Analysis of the results in Table 4 shows that the levels of precision for the compressive strength of green cementitious composites using machine learning algorithms are very high. Additionally, in this work, a very precise model for predicting the compressive strength of green cementitious composite containing different admixtures, in comparison to those investigated previously, is constructed.

Conclusions

In this article, a comparison of three ensemble models for predicting the compressive strength of mortars containing waste granite powder, taking into account the age of the samples and the curing conditions, was presented. For this purpose, a database was built based on an experimental program. This database was formulated on the basis of tests performed on standardized samples prepared and tested at different ages and cured under different conditions.

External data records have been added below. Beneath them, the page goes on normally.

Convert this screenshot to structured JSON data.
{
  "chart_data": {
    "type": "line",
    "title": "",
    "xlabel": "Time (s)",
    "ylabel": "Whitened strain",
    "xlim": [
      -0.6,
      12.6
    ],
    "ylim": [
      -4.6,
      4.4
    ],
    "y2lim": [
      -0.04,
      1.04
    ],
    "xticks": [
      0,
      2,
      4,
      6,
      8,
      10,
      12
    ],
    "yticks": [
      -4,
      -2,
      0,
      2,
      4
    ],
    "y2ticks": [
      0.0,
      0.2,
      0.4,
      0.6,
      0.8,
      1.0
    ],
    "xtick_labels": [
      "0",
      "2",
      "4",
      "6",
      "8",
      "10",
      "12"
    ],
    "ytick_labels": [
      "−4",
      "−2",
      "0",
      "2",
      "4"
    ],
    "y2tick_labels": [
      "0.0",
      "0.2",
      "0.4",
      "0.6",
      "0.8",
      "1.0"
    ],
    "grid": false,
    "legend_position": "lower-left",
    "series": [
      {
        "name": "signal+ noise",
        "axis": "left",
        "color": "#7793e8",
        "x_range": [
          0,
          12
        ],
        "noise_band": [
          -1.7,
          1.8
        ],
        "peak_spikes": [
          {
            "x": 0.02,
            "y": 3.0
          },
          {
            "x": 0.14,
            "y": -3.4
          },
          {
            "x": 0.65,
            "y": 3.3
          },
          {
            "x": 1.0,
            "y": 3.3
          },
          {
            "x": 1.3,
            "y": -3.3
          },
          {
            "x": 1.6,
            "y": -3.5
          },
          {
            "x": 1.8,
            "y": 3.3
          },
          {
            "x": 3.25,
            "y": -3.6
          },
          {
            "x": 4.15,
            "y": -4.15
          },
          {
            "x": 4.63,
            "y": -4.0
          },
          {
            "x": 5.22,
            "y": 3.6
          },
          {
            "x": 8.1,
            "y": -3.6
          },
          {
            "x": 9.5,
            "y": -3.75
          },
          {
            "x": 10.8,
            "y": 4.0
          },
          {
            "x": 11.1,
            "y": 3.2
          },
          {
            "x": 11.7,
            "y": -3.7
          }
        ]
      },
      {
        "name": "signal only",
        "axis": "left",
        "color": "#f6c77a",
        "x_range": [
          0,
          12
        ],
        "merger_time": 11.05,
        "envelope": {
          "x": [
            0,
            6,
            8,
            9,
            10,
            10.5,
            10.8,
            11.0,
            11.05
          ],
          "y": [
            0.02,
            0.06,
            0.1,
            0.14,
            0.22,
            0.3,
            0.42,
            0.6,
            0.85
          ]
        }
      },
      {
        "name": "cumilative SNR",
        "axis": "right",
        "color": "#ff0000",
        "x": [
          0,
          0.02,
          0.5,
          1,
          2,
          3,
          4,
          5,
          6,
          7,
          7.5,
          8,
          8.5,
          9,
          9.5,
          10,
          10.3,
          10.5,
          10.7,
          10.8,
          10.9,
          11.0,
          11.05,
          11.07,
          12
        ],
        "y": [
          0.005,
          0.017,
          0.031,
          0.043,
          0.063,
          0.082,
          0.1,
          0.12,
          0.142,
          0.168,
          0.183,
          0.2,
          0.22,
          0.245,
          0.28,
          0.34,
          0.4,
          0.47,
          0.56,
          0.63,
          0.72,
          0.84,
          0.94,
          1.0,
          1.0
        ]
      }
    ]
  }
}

Based on the presented research, the following conclusions can be drawn:

  • The article shows that it is possible to predict the compressive strength of mortars with granite powder additions based on just three parameters: the testing age, the water to cement ratio and the curing conditions. Therefore, the presented method can be seen to be simple and reliable in use.

  • The usefulness of this method was proven by the very high values of the linear correlation coefficient R, which equal 0.989 for the decision tree, 0.989 for the random forest and 0.988 for AdaBoost.

  • All models were characterized by low error values, which in the case of MAE were less than 1.270 MPa, in the case of RMSE were less than 2.633 MPa, and in the case of MAPE were less than 3.35%.

The authors emphasize that the proposed method has limitations, which include the time of the test and the water-to-cement ratio. However, the only curing conditions that were not taken into account in this paper were characterized by high temperature; thus, these models can be used in almost any conditions under which samples are cured. From a practical point of view, it might be beneficial to verify whether this model is accurate for samples prepared by other researchers. Moreover, whether the model can be used for similar cementitious composite mixtures but with other waste mineral powders should be verified. Moreover, it might be beneficial to model other properties of green cementitious composites such as subsurface tensile strength, creep strain, or shrinkage. Moreover, due to the ecologically inspired push towards using waste materials in cementitious composites, constantly updating the model to make it suitable for newly designed cementitious composite mixtures would be reasonable.